NHS-Galleri試験、主要評価項目は達成せずも第3回検診で第IV期がん26%減少
Galleri多がん早期検出検査のNHS-Galleri試験は、第III・IV期がんの合計減少という主要評価項目を達成できなかった。しかしながら、二次的結果では、12種のがん死の主要原因となるがんにおいて、第3回検診時点で第IV期診断が26%減少した。本検査は、標準検診单独と比較して、がん検出率を4倍に高めた。
Galleri多がん早期検出検査を用いた画期的なNHS-Galleri無作為化比較試験は、第III期および第IV期がんの合計減少という統計学的に有意な主要評価項目を達成できなかったが、繰り返し検診を行うことで第IV期診断に実質的で進行的な減少が見られたという二次的結果が得られた。3年間で50〜77歳のNHS参加者14万人を対象としたこの試験では、標準治療に年1回のGalleri検診を追加することで、がん検出率が4倍に増加し、晩期および緊急診断が減少した。
3回の検診を経ても、第III・IV期がんの減少という統計学的に有意な主要評価項目は達成されなかった。しかしながら、事前に規定された12種のがん死の主要原因となるがん群において、3回の検診後における第III期/第IV期がんの相対発生率は1.03(95% CI: 0.92, 1.14; p=0.6324)であった。対照的に、第IV期診断は各回の検診で減少傾向を示し、1回目で9%、2回目で22%、3回目で26%の減少が見られた。
Galleri検査を標準検診に追加した結果、乳がん、大腸がん、子宮頸がん、高リスク肺がんにおいて、イングランドにおける標準治療検診单独と比較して全がん種の検出率が4倍に増加した。また、通常は晩期に発見される12種の事前に規定されたがん死の主要原因となるがん種全体で、第I期・第II期がんの診断数も16%増加した。検診により、死亡率や医療コストがより高い緊急受診後の診断がんは25%減少した。
検査の性能指標は、北米の研究でこれまでに報告されたものと一貫していた。3回の検診期間中、参加者の0.91%がMCED検査で陽性と判定され、がん検出率は0.48%であった。陽性的中率は全体で52.0%、1回目の検診では58.0%であった。特異度は99.55%で、偽陽性率は0.45%であった。がんシグナル由来部位の精度は92.5%であり、エピソード感度(各検診の採血後12か月以内に診断されたがんを検出する能力)は、事前に規定された12種のがん種で54.7%、全がん種で30.7%であった。

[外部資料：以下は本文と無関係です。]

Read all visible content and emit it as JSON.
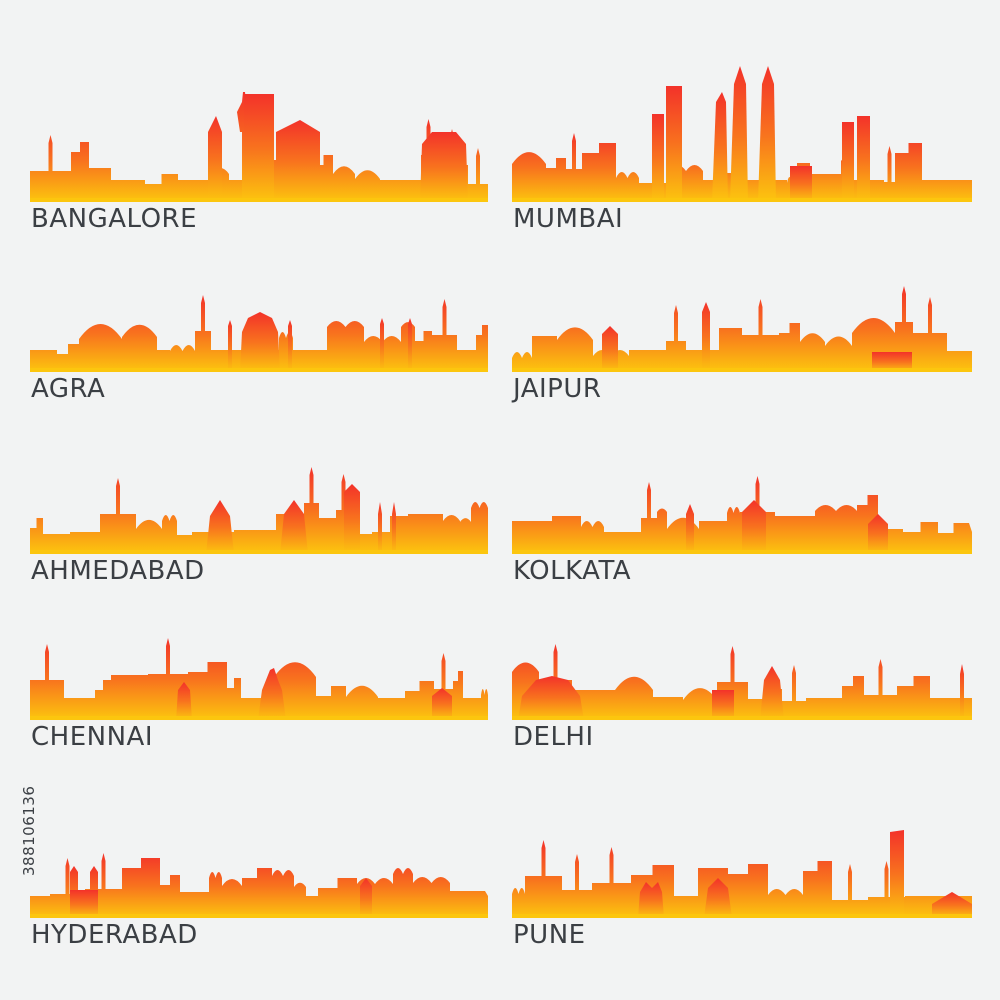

本試験において、Galleri検査に関連する重大な有害事象は報告されていない。この結果は、多がん早期検出が集団レベルでがんの検出段階を移行させる可能性を示しており、特に第III期がんについて治癒的治療の機会を増加させることを実証している。同社は、今回の知見が検査の臨床的恩恵についてこれまでで最も強力な根拠を提供するものであり、結果に基づいて米国の販売および医療チームを拡大していると述べている。
米国食品医薼品局(FDA)へのGalleri検査の上市前承認申請は審査中であり、試験性能、臨床的検証、および第I期から第III期の検出における臨床的恩恵に焦点を当てたNHS-Galleri試験の指標が含まれている。試験は主要評価項目を達成できなかったが、第IV期減少データは規制当局との議論に資する可能性がある。当面、集団レベルの検診に対する完全な適応症を取得するためには、全生存データの提供が必要な場合が多く、試験結果は査読付き医学誌に投稿される予定である。